Des militants devant le siège de l'UDPS à Limeté le 2 février au lendemain du décès d'Etienne Tshisekedi.
© Junior KANNAH / AFP

Une chapelle ardente est érigée au rez-de-chaussée du siège de l'UDPS dans la commune de Limeté. De nombreux sympathisants et membres du parti se rendent en ce lieu pour honorer la mémoire du père de la démocratie en RDC en attendant le retour de sa dépouille à Kinshasa, dont la date n’est toujours pas connue.

Des bougies à même le sol, des fleurs. Au milieu de la pièce se trouve une chaise devant une table recouverte d'une nappe. Le livre des condoléances et un stylo sont posés dessus.
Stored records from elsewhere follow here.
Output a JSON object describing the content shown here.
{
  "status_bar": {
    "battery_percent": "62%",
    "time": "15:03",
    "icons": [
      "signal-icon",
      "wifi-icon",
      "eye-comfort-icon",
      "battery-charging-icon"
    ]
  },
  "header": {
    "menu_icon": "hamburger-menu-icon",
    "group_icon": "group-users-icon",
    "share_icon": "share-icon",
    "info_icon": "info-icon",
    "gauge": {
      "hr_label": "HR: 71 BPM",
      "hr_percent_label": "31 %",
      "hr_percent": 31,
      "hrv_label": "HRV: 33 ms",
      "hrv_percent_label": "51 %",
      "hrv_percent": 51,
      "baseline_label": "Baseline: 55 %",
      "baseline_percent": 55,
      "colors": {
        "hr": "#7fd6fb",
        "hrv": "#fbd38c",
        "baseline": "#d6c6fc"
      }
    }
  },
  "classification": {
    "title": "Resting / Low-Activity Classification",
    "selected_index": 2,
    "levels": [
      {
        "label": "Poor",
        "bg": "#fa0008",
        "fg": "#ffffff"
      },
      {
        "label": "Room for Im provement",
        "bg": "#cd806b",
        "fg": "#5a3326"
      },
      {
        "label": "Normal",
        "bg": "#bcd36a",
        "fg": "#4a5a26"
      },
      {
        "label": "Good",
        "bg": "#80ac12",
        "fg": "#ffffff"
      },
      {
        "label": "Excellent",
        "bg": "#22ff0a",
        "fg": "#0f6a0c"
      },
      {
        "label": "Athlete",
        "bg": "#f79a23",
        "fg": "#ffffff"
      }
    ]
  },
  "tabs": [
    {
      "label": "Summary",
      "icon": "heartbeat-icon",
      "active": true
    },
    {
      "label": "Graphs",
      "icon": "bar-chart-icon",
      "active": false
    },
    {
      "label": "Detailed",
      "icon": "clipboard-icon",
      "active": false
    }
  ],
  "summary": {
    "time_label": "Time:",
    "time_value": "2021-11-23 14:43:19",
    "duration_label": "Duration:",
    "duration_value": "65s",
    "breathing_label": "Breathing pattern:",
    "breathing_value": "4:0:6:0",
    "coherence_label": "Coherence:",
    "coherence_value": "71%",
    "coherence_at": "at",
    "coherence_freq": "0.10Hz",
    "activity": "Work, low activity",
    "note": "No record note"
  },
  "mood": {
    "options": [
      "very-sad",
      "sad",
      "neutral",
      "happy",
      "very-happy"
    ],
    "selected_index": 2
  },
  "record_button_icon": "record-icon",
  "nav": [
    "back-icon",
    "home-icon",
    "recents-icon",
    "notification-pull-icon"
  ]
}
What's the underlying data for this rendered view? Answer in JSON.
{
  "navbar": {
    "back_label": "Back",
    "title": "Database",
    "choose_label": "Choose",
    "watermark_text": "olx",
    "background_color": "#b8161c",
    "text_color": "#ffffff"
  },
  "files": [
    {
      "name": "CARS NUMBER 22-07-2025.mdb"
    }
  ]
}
En face, le portrait d'Etienne Tshisekedi. Ici, les murs gardent encore les séquelles de l'agression meurtrière d'une certaine nuit de septembre 2016.

La présence d'Alex Mutanda, un ancien secrétaire général du parti, provoque de l'agitation. Indésirable, il est évacué après d'âpres négociations entre le secrétaire général actuel Jean-Marc Kabund et une foule furieuse qui qualifie Mutanda de traître.

Jean-Marc Kabund confie ensuite que la journée du 15 février sera spéciale. « Les combattants vont non seulement se recueillir sur la mémoire du président Tshisekedi mais aussi mêler à ces chagrins la joie du 35ème anniversaire de notre parti », explique-t-il.

Depuis l'annonce du décès d'Etienne Tshisekedi à Bruxelles le 1er février, les militants de l'UDPS viennent nombreux au siège du parti pour pleurer leur leader dont un portrait géant est placé dans la cour intérieure.
 


 ■ Persona non grata

Tout le monde n'est pas le bienvenu dans la chapelle ardente érigée par l'UDPS. La majorité présidentielle n'a pas été prévue dans le programme partiel élaboré par les dirigeants de la formation politique pour la signature du livre des condoléances et le recueillement au siège du parti. Une décision prise afin de ne « pas exacerber la tension qui existe déjà » selon Jean-Marc Kabund-a-Kabund, le secrétaire général de l'UDPS.

Ne pas exacerber la tension qui existe déjà.